Monday, April 4, 2011

Change Is Good...Right?

When you've been with something for so long you can't help but become accustom to it. The way it feels, the way it smells, the way it tastes, the way it sounds, the way it makes you feel. When it leaves, all of those things you've become accustom to are just constant, upsetting reminders of what you had and the fact that you no longer have it. Whether the loss is good or bad the longing for the past is the same.

For me, what I lost, I lost for the best and what I gained was even better.

There was only one problem with the exchange...
When what I had went out the window, so did my innocence.
No more am I willing to give myself so whole-heartedly to someone else.
I would never be so naive again.

The change is evident.

I'm just as happy as I ever was before.
I have more self-respect, better self-esteem...
But I'm so much more cautious.
It keeps me from opening up the same way I did before which keeps me from loving the way I had in the past...Which ultimately adds up to the conclusion that I can't be as carefree...as head-over-heels, "I don't care what happens as long as I'm with you" in love.

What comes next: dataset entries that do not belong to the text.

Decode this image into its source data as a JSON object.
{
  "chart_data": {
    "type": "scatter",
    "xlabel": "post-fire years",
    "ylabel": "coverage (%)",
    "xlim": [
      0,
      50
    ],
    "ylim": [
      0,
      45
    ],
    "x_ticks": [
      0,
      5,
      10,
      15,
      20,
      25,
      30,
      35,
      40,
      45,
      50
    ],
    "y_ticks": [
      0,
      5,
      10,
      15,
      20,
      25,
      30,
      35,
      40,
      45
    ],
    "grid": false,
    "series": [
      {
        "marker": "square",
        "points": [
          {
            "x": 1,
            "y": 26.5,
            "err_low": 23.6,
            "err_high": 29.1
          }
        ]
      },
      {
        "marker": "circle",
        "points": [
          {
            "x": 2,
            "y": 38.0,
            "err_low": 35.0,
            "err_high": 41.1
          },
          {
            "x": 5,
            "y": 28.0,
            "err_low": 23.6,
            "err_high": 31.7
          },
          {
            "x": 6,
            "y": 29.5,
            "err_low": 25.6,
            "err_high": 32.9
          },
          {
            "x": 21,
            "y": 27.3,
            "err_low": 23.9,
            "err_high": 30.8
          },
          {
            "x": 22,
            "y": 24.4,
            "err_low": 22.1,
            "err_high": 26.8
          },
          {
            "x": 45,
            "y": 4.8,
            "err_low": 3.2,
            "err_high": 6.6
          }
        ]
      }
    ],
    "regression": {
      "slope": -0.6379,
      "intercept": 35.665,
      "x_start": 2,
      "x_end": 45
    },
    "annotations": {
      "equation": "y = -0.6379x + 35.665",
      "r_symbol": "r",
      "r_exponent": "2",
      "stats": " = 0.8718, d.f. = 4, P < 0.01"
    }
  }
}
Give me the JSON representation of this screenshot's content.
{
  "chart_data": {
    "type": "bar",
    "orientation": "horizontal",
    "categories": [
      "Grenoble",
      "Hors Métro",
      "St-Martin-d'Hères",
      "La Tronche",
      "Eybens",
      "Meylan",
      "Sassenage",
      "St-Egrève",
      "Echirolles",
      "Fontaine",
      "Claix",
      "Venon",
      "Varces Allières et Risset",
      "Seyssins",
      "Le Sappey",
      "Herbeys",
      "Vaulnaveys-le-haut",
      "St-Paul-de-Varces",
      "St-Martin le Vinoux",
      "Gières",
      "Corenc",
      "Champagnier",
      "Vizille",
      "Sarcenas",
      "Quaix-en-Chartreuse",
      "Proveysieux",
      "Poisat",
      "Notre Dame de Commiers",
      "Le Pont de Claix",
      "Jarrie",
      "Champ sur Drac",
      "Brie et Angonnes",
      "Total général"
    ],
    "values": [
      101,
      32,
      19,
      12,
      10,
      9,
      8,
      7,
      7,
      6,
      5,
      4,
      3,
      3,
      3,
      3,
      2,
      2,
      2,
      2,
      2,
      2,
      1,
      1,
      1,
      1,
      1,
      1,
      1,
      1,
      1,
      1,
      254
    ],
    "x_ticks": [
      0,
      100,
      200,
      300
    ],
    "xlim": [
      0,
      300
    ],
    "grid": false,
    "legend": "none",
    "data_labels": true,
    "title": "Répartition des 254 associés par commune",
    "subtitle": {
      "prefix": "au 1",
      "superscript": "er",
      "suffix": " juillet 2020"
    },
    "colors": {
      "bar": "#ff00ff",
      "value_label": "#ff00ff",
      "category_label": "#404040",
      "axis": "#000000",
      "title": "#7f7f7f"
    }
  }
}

What if what I have will never be what I had?

Should that even be an issue? All things considered, what I had was all a giant fabrication I'd made up in my own mind. Nothing was as it seemed and in the end "what I had" was what I wished I had, not the reality.

That makes what I have already ten times better than what I had, right?

I wish I could back-track. I wish I could just say, "Fuck it, you can have it. You can have all of it." I wish I could give myself away again.

It felt better that way.

As the saying goes, "It is better to have loved and lost than to have never loved at all." I can agree. I got hurt, but what I felt was the best thing I'd EVER felt. It was enough to build me up and it was enough to break me down. It was enough to get me through my hardest times and it was enough to put me through even harder times.

By the same token, I can disagree. I wish I would have never loved at all. Then I'd have a chance to do it again...to do it right. I'd have a chance to give my boyfriend all of me. I could offer him my happiness and my sadness...but I can't. My happiness was taken away from me and the naive, positive girl I used to be was kidnapped the same day.

He can't have what I was and for that I am sorry.

...but he can have all that I am and hopefully that will be enough.